As I was sick, I’ve been doing a lot of thinking. I was thinking of Allah’s Power. Actually UGMers were having this endemic disease of HEpatitis A. A lot of my frens were suffering of Hep A. And out of blue, I was having DHF and typhoid. It’s not that I hope I would get a Hepatitis A instead, but I was the only one who had typhoid fever and DHF. DHF was actually an endemic disease about half a year ago among my frens. I can’t regret of not doing of my Neurology exam properly. I can’t regret of not sitting for OSCE examination with my frens because I was being warded at that time. I can’t sigh to all this. It’s Allah’s will. Kun fa ya kun. But I have to thank Allah for making me realize that life is short. I have to appreciate health as much as I can. Do not procrastinate on things u can do earlier.
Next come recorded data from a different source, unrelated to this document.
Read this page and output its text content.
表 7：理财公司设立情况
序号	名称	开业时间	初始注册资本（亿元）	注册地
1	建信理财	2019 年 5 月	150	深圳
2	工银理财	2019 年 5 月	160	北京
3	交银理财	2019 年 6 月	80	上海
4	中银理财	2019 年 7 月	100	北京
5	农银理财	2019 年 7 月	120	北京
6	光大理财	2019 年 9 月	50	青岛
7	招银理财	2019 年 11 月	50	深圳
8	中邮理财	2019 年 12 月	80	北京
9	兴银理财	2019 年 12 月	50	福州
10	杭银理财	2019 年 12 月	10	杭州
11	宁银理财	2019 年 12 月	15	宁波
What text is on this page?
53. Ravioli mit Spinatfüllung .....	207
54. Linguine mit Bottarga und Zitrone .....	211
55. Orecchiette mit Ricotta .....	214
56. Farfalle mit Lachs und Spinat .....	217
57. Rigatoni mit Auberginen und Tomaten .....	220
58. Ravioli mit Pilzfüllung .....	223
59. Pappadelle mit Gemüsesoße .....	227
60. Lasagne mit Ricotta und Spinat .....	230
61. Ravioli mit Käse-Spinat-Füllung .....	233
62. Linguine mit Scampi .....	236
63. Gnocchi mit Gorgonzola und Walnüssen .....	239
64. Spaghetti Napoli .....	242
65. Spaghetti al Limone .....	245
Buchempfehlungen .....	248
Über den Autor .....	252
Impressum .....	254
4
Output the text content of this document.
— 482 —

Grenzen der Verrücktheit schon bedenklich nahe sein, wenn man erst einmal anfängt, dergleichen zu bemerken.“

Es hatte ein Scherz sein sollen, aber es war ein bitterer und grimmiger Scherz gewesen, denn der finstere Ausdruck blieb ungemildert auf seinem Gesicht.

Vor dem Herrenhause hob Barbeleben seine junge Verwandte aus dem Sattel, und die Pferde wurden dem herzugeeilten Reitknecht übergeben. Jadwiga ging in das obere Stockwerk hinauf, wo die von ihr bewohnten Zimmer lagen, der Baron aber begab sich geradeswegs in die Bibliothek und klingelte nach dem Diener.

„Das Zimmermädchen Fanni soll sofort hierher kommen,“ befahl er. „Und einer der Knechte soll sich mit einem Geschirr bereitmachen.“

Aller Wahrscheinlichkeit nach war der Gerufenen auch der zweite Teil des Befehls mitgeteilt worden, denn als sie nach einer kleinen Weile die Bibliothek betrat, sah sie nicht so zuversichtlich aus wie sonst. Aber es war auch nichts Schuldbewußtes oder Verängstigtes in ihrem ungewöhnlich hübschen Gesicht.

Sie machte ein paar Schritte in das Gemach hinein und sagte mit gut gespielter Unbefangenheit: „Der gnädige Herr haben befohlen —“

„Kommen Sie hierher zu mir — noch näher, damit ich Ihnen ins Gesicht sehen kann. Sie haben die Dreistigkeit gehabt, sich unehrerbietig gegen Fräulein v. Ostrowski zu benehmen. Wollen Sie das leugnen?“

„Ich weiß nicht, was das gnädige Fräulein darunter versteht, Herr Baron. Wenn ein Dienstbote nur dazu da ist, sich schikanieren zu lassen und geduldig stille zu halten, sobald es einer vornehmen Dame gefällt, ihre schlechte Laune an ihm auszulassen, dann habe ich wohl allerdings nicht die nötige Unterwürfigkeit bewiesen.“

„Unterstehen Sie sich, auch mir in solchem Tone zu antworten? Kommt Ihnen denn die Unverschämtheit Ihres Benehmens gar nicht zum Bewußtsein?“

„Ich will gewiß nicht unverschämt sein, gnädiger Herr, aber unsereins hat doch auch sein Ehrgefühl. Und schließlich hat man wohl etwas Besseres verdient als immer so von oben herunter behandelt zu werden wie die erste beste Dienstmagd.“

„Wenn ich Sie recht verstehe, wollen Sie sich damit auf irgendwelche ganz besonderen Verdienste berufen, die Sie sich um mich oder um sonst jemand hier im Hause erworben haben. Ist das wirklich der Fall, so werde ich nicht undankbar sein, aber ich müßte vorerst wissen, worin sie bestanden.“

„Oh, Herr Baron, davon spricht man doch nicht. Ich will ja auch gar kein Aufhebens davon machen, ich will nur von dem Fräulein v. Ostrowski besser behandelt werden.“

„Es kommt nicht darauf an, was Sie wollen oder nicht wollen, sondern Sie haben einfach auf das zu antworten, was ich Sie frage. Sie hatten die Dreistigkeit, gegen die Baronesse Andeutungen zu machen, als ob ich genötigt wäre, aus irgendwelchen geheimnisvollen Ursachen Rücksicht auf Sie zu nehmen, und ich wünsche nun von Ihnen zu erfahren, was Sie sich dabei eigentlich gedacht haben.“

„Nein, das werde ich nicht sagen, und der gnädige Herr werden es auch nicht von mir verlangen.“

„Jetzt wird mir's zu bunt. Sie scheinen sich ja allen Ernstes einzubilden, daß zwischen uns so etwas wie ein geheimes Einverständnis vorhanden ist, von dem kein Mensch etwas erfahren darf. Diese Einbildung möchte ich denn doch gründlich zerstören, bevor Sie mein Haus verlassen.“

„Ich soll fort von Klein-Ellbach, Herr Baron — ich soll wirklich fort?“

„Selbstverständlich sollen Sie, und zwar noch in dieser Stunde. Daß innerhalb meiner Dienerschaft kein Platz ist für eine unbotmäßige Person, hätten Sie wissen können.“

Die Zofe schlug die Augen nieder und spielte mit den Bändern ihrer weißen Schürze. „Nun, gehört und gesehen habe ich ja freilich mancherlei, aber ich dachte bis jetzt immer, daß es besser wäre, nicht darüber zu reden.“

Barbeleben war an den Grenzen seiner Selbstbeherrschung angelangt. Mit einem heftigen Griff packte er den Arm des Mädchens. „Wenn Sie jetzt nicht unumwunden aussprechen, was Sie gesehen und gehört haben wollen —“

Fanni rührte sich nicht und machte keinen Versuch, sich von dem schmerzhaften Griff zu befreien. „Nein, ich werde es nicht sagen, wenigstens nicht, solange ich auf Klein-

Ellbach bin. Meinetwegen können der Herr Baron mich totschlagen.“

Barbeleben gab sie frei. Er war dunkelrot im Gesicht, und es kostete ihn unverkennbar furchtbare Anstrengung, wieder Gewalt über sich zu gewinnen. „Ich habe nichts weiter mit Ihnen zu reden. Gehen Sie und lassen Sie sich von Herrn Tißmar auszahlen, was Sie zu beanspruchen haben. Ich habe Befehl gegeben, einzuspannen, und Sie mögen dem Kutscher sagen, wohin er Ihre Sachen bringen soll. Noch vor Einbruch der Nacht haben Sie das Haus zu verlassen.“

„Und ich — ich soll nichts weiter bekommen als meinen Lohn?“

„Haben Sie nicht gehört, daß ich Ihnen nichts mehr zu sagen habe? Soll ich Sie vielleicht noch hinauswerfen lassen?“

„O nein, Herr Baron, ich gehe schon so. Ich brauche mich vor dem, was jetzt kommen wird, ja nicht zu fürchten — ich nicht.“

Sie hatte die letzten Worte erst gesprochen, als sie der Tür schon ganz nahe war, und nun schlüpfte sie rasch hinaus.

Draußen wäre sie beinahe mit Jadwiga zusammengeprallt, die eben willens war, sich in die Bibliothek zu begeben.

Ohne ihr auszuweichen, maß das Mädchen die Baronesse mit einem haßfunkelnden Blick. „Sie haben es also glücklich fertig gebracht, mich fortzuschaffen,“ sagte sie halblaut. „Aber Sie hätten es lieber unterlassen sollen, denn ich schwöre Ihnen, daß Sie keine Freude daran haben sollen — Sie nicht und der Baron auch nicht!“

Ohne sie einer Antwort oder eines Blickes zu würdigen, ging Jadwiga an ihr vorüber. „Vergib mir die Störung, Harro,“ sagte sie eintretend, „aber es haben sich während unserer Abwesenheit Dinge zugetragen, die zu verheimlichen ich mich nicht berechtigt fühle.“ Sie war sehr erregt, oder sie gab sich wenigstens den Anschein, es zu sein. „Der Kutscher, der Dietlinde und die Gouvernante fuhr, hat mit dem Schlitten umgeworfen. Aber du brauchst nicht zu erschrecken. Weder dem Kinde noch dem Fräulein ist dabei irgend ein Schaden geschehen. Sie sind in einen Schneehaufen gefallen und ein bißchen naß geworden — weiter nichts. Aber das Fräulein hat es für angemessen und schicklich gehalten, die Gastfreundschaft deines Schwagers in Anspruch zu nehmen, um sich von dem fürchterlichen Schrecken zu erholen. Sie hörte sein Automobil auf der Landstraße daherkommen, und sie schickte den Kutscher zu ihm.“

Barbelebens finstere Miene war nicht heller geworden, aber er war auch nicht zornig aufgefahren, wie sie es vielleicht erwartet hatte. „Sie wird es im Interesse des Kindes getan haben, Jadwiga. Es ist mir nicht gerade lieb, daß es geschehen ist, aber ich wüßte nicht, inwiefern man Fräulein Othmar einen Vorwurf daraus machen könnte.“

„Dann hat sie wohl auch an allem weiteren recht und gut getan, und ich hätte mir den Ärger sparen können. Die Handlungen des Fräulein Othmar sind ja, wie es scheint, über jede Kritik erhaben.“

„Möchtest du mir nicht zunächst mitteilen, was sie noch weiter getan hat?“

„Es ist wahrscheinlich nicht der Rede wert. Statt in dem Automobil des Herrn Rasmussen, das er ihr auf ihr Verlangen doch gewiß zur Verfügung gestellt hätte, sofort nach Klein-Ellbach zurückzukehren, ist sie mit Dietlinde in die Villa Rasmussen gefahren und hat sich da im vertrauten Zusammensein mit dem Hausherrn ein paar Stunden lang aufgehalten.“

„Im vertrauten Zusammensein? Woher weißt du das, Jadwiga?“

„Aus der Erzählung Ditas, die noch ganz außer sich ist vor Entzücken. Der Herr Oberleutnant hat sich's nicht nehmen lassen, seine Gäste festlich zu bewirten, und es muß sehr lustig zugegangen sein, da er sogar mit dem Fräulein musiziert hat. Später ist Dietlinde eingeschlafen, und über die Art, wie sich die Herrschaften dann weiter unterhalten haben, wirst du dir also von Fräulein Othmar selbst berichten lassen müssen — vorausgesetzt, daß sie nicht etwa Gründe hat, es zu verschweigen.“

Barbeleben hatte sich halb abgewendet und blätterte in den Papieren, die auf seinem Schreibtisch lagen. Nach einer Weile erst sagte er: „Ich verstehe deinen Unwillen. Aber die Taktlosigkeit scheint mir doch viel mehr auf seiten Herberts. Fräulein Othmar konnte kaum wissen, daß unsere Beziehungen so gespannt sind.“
Whatever happen remember to Tawakal kepada Allah. Allah’s know what’s best for us.

At this entry I would like to thank all my frens Especially Pong n Aqilah who had taken really good care of me when I was at the Hospital. Thanks to UPIMI, PERMAI,n Isa also for lending their money for me to clear up the hospital Bills. Big bunch of thanks to friends who had visited me and gave me loads of food. When other people getting thinner due to sickness, I was getting fat instead.ehehe..Thanks to All. I pray that u guys be granted Jannah by Allah SWT. I’Allah.